The @RISK model in Microsoft Excel sampled the annual 2002 half-hour data with a uniform distribution throughout the year, except for snow failures which occur only in the winter months. “We applied a Poisson distribution for the number of each kind of failures, and then applied the constraint to see how much load would be unserved and accumulated this for an annual figure,” O’Halloran explains. “This process was repeated 50,000 times and for each Growth scenario (5%, 7.5%,10%, 15%, and 20%)”

Fig. 1: The inputs (number of falure per year, time to repair and loading) and output, a custom distribution of the unserved energy.

Fig. 2 shows a cumulative density function (CDF) of the range of unserved kWh. The color-coded legend shows the growth scenarios modelled. The x-axis is the range of unserved kWh.

Fig. 3 shows the results broken down by failure modes: natural events, snow events, transmission failures, and equipment failures.
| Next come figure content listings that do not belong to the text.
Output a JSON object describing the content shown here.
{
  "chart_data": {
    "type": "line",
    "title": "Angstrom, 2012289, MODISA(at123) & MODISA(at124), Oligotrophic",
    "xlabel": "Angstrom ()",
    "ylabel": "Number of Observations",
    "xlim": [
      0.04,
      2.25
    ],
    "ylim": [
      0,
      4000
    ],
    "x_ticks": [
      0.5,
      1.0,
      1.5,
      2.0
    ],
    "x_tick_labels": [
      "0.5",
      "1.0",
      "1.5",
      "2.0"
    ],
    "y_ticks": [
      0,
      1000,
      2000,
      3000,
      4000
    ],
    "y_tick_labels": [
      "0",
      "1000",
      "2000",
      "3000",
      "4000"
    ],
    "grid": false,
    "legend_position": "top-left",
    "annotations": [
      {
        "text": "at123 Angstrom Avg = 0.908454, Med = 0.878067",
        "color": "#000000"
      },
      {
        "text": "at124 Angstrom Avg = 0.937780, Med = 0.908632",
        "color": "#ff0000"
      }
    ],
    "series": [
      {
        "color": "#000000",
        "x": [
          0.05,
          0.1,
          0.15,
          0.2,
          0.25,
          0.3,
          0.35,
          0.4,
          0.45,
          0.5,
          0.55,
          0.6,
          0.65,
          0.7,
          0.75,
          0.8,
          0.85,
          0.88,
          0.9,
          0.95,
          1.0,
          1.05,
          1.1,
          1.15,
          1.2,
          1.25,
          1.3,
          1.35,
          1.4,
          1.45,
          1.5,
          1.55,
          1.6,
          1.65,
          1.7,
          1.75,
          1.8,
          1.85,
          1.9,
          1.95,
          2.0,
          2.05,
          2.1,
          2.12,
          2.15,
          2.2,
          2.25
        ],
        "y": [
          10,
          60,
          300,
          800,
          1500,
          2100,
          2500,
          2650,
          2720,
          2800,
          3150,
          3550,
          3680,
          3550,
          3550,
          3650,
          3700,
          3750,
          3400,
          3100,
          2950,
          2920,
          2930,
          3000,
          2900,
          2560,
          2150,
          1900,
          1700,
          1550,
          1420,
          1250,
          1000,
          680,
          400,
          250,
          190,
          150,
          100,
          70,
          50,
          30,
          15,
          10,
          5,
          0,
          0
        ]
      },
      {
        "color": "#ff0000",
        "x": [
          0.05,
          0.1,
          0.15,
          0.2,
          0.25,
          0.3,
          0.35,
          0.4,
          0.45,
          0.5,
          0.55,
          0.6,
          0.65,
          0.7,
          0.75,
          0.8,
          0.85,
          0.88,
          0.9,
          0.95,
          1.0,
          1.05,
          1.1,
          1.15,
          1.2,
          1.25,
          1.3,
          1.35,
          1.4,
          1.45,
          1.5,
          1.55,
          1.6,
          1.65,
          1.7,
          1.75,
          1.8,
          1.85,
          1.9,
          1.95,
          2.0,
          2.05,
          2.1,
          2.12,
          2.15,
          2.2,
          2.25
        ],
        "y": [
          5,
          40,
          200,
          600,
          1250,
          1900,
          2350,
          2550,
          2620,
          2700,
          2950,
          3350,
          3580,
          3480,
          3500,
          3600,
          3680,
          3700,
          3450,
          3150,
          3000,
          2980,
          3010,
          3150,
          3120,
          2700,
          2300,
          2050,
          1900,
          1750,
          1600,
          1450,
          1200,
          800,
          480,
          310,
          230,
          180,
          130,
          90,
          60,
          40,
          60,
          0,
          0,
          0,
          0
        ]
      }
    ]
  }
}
The other statistic of interest is how many load shedding decisions will need to be made in a given year for each growth scenario and their likelihood. Figure 4, below, shows the range of outcomes to the different growth scenarios:

“The reader will note that as we consider higher growth scenarios, we can have less confidence that no load shedding will be required due to insufficient transformer capacity at Frankton, and that in the extreme case, the maximum number of possible load shedding events increases,” says O’Halloran. “If delaying up-rating or replacing the FKN transformer and allowing the increasing load to exceed ‘n-1’ criteria is the agreed course of action, the network operators would need to have plans in place to shed load since it is likely this facility would be required every 2 years by the time the loading reaches the +7.5% Growth scenario mark. It is likely the first stage response would be automated.”

Present Value Analysis

By using the total unserved energy distribution as the cost of unserved energy for each of the future years (up to 20 years in this case), O’Halloran was able to derive a probability density function of the Present Value of the future costs of non-supply. When a series of probability density function is summed in this way, the mean (or average) stays similar, and the standard deviation reduces, effectively smoothing the extremes. The result is often a LogNormal looking distribution as shown in the following figures:

Sensitivity Analysis

O’Halloran and his team also used @RISK to determine the sensitivity of the unserved energy and the number of annual load-sheds for the ‘+20% Growth’ scenario. Perhaps unsurprisingly, transformers outage feature strongly given the three-month outage time, whereas snow is considered the most likely cause for a load shed event. “This type of analysis can be useful for refining what input data is important to have the most confidence in the conclusion,” says O’Halloran.


O’Halloran and his team made a recommendation to defer a transformer up-rating when the load is forecast to increase by 5% to 10% above the 2002 profile. “It’s a little daring, but not wildly outside the realms of conventional planning, especially given the seasonal nature of the load as it was,” he says. “The most useful thing about @RISK is that it is simpler to demonstrate the model mathematics to colleagues and superiors unfamiliar with the Monte Carlo method,” O’Halloran continues. “Even if they don’t understand all the background statistics, they can verify much of the model mathematics and input assumptions. When using the manual calculation methods, the visual feedback of seeing each iteration provides confidence in the modeling method and therefore the value of process.”